You Are What You Eat -“药食同原 “(Yào shí tóng yuán)

14/01/2019

It was in the afternoon of the New Year’s Eve, 31st December 2018, a single digit C of winter temperature in Tokyo. As travellers, we felt to chill out again at the Tsutaya book store in Daikanyama, a quaint area within the district of Ebisu of the big city of Tokyo that we have always enjoyed going there.

Tsutaya is a huge book store chain in Japan. Only this particular store that I know sells English and foreign language books/magazines. We can also have tea and meals there. At first, I was disappointed that I couldn’t find anything in Chinese. But in the cookbook area, I saw the prominent four Chinese Characters that read as 药食同原 as a particular section, and immediately I knew that I had found my treasure.

It’s not a big section, all the books up on the shelf are in Japanese, even photos of authors are Europeans on the covers, the contents are all in Japanese. Fortunately, I do have limited Japanese resources both in words and speaks. I was hoping to find some books that are translated from the Chinese just because of the concept of 药食同原(Yào shí tóng yuán) was originated from China, but in vain.

药食同原 actually and literally shall read as  药食同源  (Yào shí tóng yuán), and the Google translation is ” Drug-Food Homology.” It’s a profound concept that has budded from the teaching of the Huángdì Nèijīng (chin. 黄帝内經) thousands of years ago to focus on our health and wellbeings through what we eat. Finally, in 618 to 907, 《黄帝内经太素》 (Huángdì nèijīng tài ) is the more comprehensive literature on the subject matter.

It says in the book that 书中写道:“空腹食之为食物,患者食之为药物” (Kōngfù shí zhī wèi shíwù, huànzhě shí zhī wèi yàowù), which means that when you eat it with an empty stomach is Food; food prepared explicitly for people who are sick are drugs. From detoxication, food preparation, processing and the information on properties of all the seasonings… I was once obsessed wanting to learn more about it, but if it is not a TCM PhD study is definitely a postgraduate education.
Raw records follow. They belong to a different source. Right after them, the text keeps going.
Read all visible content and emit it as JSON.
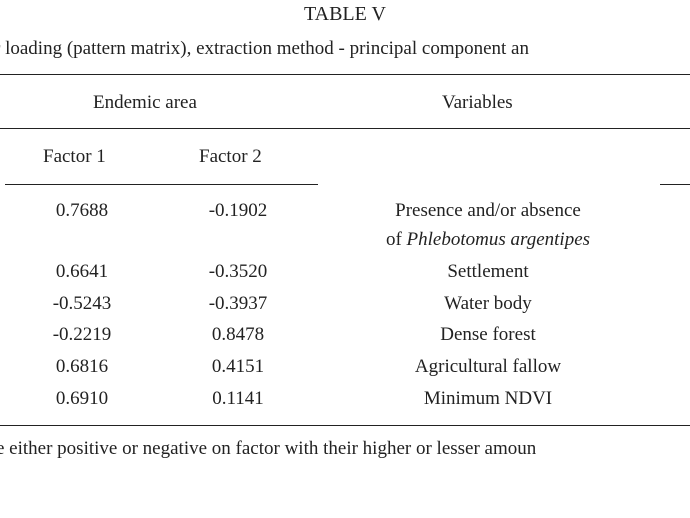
{
  "table": {
    "title": "TABLE V",
    "caption": "r loading (pattern matrix), extraction method - principal component an",
    "header": {
      "group": "Endemic area",
      "variables": "Variables"
    },
    "columns": [
      "Factor 1",
      "Factor 2"
    ],
    "rows": [
      {
        "f1": "0.7688",
        "f2": "-0.1902",
        "var_line1": "Presence and/or absence",
        "var_prefix": "of ",
        "var_italic": "Phlebotomus argentipes"
      },
      {
        "f1": "0.6641",
        "f2": "-0.3520",
        "var": "Settlement"
      },
      {
        "f1": "-0.5243",
        "f2": "-0.3937",
        "var": "Water body"
      },
      {
        "f1": "-0.2219",
        "f2": "0.8478",
        "var": "Dense forest"
      },
      {
        "f1": "0.6816",
        "f2": "0.4151",
        "var": "Agricultural fallow"
      },
      {
        "f1": "0.6910",
        "f2": "0.1141",
        "var": "Minimum NDVI"
      }
    ],
    "footnote": "e either positive or negative on factor with their higher or lesser amoun"
  }
}
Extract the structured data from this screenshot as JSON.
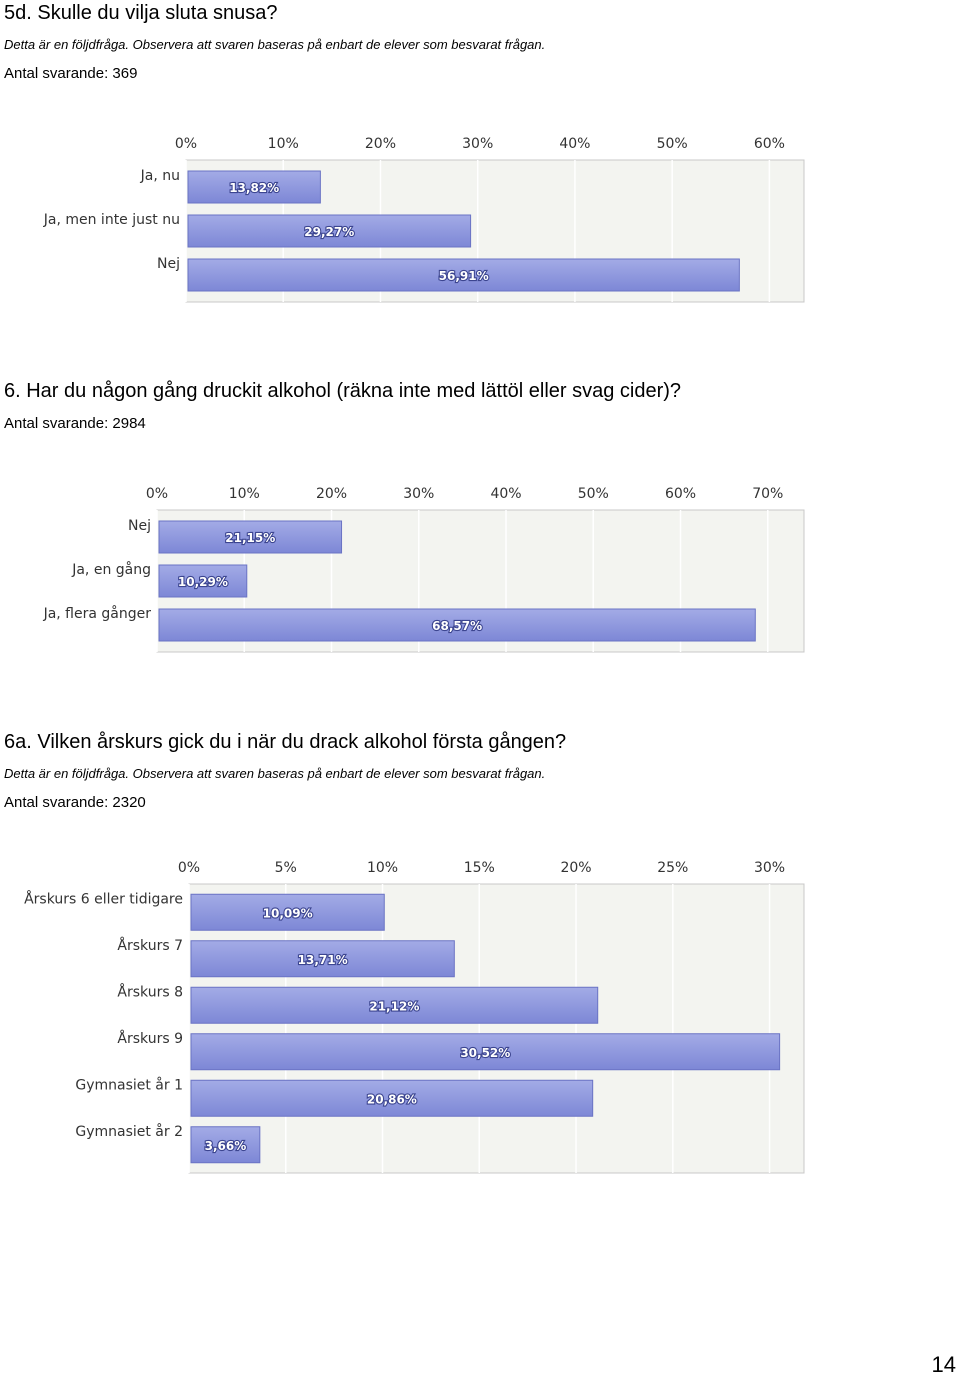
{
  "questions": [
    {
      "title": "5d. Skulle du vilja sluta snusa?",
      "note": "Detta är en följdfråga. Observera att svaren baseras på enbart de elever som besvarat frågan.",
      "count": "Antal svarande: 369"
    },
    {
      "title": "6. Har du någon gång druckit alkohol (räkna inte med lättöl eller svag cider)?",
      "note": "",
      "count": "Antal svarande: 2984"
    },
    {
      "title": "6a. Vilken årskurs gick du i när du drack alkohol första gången?",
      "note": "Detta är en följdfråga. Observera att svaren baseras på enbart de elever som besvarat frågan.",
      "count": "Antal svarande: 2320"
    }
  ],
  "page_number": "14",
  "colors": {
    "bar_fill_top": "#a3abe6",
    "bar_fill_bottom": "#7d87d6",
    "bar_stroke": "#6a73c4",
    "plot_bg": "#f3f4f0",
    "grid_line": "#ffffff",
    "axis_text": "#333333"
  },
  "chart_data": [
    {
      "type": "bar",
      "orientation": "horizontal",
      "categories": [
        "Ja, nu",
        "Ja, men inte just nu",
        "Nej"
      ],
      "values": [
        13.82,
        29.27,
        56.91
      ],
      "value_labels": [
        "13,82%",
        "29,27%",
        "56,91%"
      ],
      "xlim": [
        0,
        60
      ],
      "xticks": [
        0,
        10,
        20,
        30,
        40,
        50,
        60
      ],
      "xtick_labels": [
        "0%",
        "10%",
        "20%",
        "30%",
        "40%",
        "50%",
        "60%"
      ],
      "grid": true
    },
    {
      "type": "bar",
      "orientation": "horizontal",
      "categories": [
        "Nej",
        "Ja, en gång",
        "Ja, flera gånger"
      ],
      "values": [
        21.15,
        10.29,
        68.57
      ],
      "value_labels": [
        "21,15%",
        "10,29%",
        "68,57%"
      ],
      "xlim": [
        0,
        70
      ],
      "xticks": [
        0,
        10,
        20,
        30,
        40,
        50,
        60,
        70
      ],
      "xtick_labels": [
        "0%",
        "10%",
        "20%",
        "30%",
        "40%",
        "50%",
        "60%",
        "70%"
      ],
      "grid": true
    },
    {
      "type": "bar",
      "orientation": "horizontal",
      "categories": [
        "Årskurs 6 eller tidigare",
        "Årskurs 7",
        "Årskurs 8",
        "Årskurs 9",
        "Gymnasiet år 1",
        "Gymnasiet år 2"
      ],
      "values": [
        10.09,
        13.71,
        21.12,
        30.52,
        20.86,
        3.66
      ],
      "value_labels": [
        "10,09%",
        "13,71%",
        "21,12%",
        "30,52%",
        "20,86%",
        "3,66%"
      ],
      "xlim": [
        0,
        30
      ],
      "xticks": [
        0,
        5,
        10,
        15,
        20,
        25,
        30
      ],
      "xtick_labels": [
        "0%",
        "5%",
        "10%",
        "15%",
        "20%",
        "25%",
        "30%"
      ],
      "grid": true
    }
  ]
}
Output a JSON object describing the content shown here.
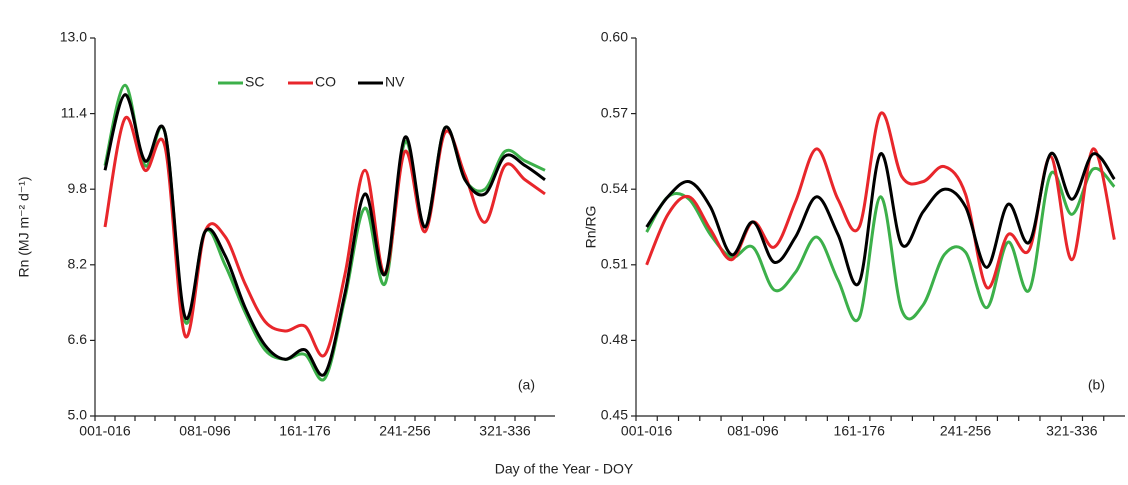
{
  "x_label": "Day of the Year - DOY",
  "chart_data": [
    {
      "type": "line",
      "y_label": "Rn (MJ m⁻² d⁻¹)",
      "annotation": "(a)",
      "legend": "top",
      "categories": [
        "001-016",
        null,
        null,
        null,
        null,
        "081-096",
        null,
        null,
        null,
        null,
        "161-176",
        null,
        null,
        null,
        null,
        "241-256",
        null,
        null,
        null,
        null,
        "321-336",
        null,
        null
      ],
      "ylim": [
        5,
        13
      ],
      "yticks": [
        {
          "value": 5,
          "label": "5.0"
        },
        6.6,
        8.2,
        9.8,
        11.4,
        {
          "value": 13,
          "label": "13.0"
        }
      ],
      "series": [
        {
          "name": "SC",
          "color": "#3cb04a",
          "values": [
            10.3,
            12.0,
            10.3,
            11.0,
            7.0,
            8.9,
            8.2,
            7.2,
            6.4,
            6.2,
            6.3,
            5.8,
            7.5,
            9.4,
            7.8,
            10.8,
            9.0,
            11.1,
            10.0,
            9.8,
            10.6,
            10.4,
            10.2
          ]
        },
        {
          "name": "CO",
          "color": "#e8262b",
          "values": [
            9.0,
            11.3,
            10.2,
            10.7,
            6.7,
            8.9,
            8.8,
            7.8,
            7.0,
            6.8,
            6.9,
            6.3,
            8.0,
            10.2,
            8.0,
            10.6,
            8.9,
            11.0,
            10.1,
            9.1,
            10.3,
            10.0,
            9.7
          ]
        },
        {
          "name": "NV",
          "color": "#000000",
          "values": [
            10.2,
            11.8,
            10.4,
            11.0,
            7.1,
            8.9,
            8.4,
            7.3,
            6.5,
            6.2,
            6.4,
            5.9,
            7.6,
            9.7,
            8.0,
            10.9,
            9.0,
            11.1,
            10.0,
            9.7,
            10.5,
            10.3,
            10.0
          ]
        }
      ]
    },
    {
      "type": "line",
      "y_label": "Rn/RG",
      "annotation": "(b)",
      "categories": [
        "001-016",
        null,
        null,
        null,
        null,
        "081-096",
        null,
        null,
        null,
        null,
        "161-176",
        null,
        null,
        null,
        null,
        "241-256",
        null,
        null,
        null,
        null,
        "321-336",
        null,
        null
      ],
      "ylim": [
        0.45,
        0.6
      ],
      "yticks": [
        0.45,
        0.48,
        0.51,
        0.54,
        0.57,
        {
          "value": 0.6,
          "label": "0.60"
        }
      ],
      "series": [
        {
          "color": "#3cb04a",
          "values": [
            0.523,
            0.537,
            0.536,
            0.522,
            0.513,
            0.517,
            0.5,
            0.507,
            0.521,
            0.504,
            0.489,
            0.537,
            0.492,
            0.494,
            0.514,
            0.515,
            0.493,
            0.519,
            0.5,
            0.546,
            0.53,
            0.548,
            0.541
          ]
        },
        {
          "color": "#e8262b",
          "values": [
            0.51,
            0.53,
            0.537,
            0.524,
            0.512,
            0.527,
            0.517,
            0.535,
            0.556,
            0.536,
            0.525,
            0.57,
            0.545,
            0.543,
            0.549,
            0.538,
            0.501,
            0.522,
            0.516,
            0.553,
            0.512,
            0.556,
            0.52
          ]
        },
        {
          "color": "#000000",
          "values": [
            0.525,
            0.537,
            0.543,
            0.533,
            0.514,
            0.527,
            0.511,
            0.521,
            0.537,
            0.522,
            0.503,
            0.554,
            0.518,
            0.531,
            0.54,
            0.533,
            0.509,
            0.534,
            0.519,
            0.554,
            0.536,
            0.554,
            0.544
          ]
        }
      ]
    }
  ]
}
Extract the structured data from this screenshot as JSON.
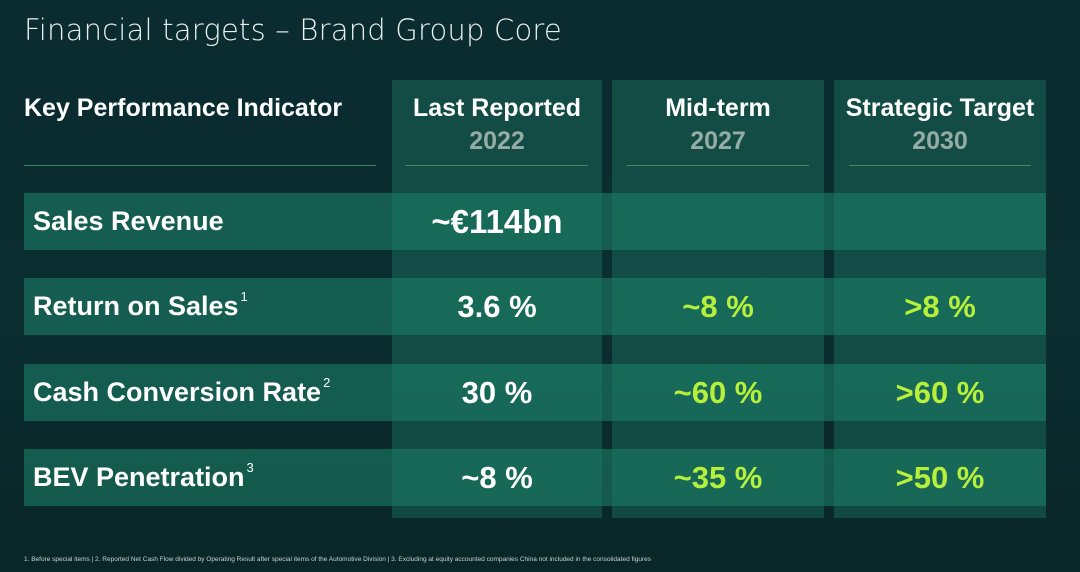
{
  "slide": {
    "title": "Financial targets – Brand Group Core"
  },
  "table": {
    "kpi_header": "Key Performance Indicator",
    "columns": [
      {
        "label": "Last Reported",
        "year": "2022"
      },
      {
        "label": "Mid-term",
        "year": "2027"
      },
      {
        "label": "Strategic Target",
        "year": "2030"
      }
    ],
    "rows": [
      {
        "label": "Sales Revenue",
        "note": "",
        "last_reported": "~€114bn",
        "mid_term": "",
        "strategic_target": ""
      },
      {
        "label": "Return on Sales",
        "note": "1",
        "last_reported": "3.6 %",
        "mid_term": "~8 %",
        "strategic_target": ">8 %"
      },
      {
        "label": "Cash Conversion Rate",
        "note": "2",
        "last_reported": "30 %",
        "mid_term": "~60 %",
        "strategic_target": ">60 %"
      },
      {
        "label": "BEV Penetration",
        "note": "3",
        "last_reported": "~8 %",
        "mid_term": "~35 %",
        "strategic_target": ">50 %"
      }
    ]
  },
  "footnote": "1. Before special items | 2. Reported Net Cash Flow divided by Operating Result after special items of the Automotive Division | 3. Excluding at equity accounted companies China not included in the consolidated figures",
  "colors": {
    "background": "#0a2b2f",
    "row_band": "#1b7a64",
    "accent_value": "#b7f03a",
    "year_text": "#95aca6"
  }
}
Therefore, I can only settle my heart with a few copies of the cookbooks to bring home with. At first, the printings of the books are not only pleasing to my eyes, but I am open to trying some receipts that are new to me. In reflection, as now more people are health conscious than before and also convicted that we are what we eat. But why we have many weight-watchers had a hard time or discipline to keep their diets?

Personally, I gained a few pounds during my stay in Tokyo, if it was not my New Year’s resolution, I need to do something about it to refit to my fairly new wardrobe. An incentive, and also thought in contemplation, what if I can think of a way that I can eat whatever ( not whatever amount of it) I like and wouldn’t have to worry about my weight? I am sure that I can gain a few insights if I spend the time to flip through the book on what and how I shall eat. Until then.

I Corinthians 6:13a New American Standard 1977 


You say “Food is for the stomach, and the stomach is for food, but God will do away with both of them. Yet the body is not for immorality, but for the Lord, and the Lord is for the body.”